Self-judgment is never even slightly helpful, people, if you want to lose weight.

It will stop you in your tracks. Self-judgment creates inaction.

I mean, we think it’s failure that’ll stymie success. That’s not true.

As Brooke Castillo says, failure is not the opposite of success. Inaction is the opposite of success.

Essentially, feeling like a human car crash because you have a lot of thoughts that aren’t helping you, and a lot of habitual behaviours bothering you, just makes it painful to look at what you’re doing, and analyse it.

Which is why we put off leaning in and looking at what we’re really doing when we’re messing up.

But when we do look at it with curiosity, it’s SUCH a relief!

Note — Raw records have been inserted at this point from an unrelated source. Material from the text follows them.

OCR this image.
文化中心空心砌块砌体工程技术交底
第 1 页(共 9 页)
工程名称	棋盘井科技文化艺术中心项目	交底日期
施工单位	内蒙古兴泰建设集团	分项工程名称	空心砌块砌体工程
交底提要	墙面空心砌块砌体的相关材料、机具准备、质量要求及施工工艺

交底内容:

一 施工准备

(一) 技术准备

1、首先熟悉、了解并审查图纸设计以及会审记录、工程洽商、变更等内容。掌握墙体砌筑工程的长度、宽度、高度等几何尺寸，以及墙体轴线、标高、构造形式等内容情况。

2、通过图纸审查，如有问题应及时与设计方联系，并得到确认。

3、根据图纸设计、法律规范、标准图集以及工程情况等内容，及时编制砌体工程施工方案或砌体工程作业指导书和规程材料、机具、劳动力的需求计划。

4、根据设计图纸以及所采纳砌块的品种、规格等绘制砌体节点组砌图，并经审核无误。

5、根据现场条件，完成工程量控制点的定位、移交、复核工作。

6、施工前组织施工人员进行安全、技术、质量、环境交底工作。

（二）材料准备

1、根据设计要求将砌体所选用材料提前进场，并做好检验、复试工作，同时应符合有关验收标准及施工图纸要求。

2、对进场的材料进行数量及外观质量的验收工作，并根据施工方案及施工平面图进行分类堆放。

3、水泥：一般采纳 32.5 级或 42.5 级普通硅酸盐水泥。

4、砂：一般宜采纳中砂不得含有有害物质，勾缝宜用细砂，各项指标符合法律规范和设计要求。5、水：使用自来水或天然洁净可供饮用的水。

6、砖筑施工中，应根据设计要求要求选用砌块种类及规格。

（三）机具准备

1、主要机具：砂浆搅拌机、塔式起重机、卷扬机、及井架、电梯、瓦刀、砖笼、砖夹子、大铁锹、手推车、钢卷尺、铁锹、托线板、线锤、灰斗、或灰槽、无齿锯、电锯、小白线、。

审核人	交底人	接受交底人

It’s your ability to go into ‘data analysis’ and 'I'm learning new skills' mode that takes the drama out of your weight loss journey:

Scale gone up? Just data – which habit or skill do I need to learn next?

Mum make a snide remark about how you’re ‘getting too thin’? Just data – how can you let other people’s opinions wash off you like water off a duck’s back?

Notice that you ‘can’t’ sit down to work without a road snack to get from the kitchen to your desk? Just data – what am I thinking and feeling about my work?

Go all-out on chocolate one day, and body feels sick and jittery afterwards? Just data – what was I thinking and feeling that day? Does this information from my body change how I think about ‘how much I love’ chocolate?

Self-doubt creates overwhelm. Overwhelm stops you starting. And, once again – that inaction is the opposite of success – not failure.

Failure is very informative. Failure means you’re trying things. It increases your probability of hitting on a solution.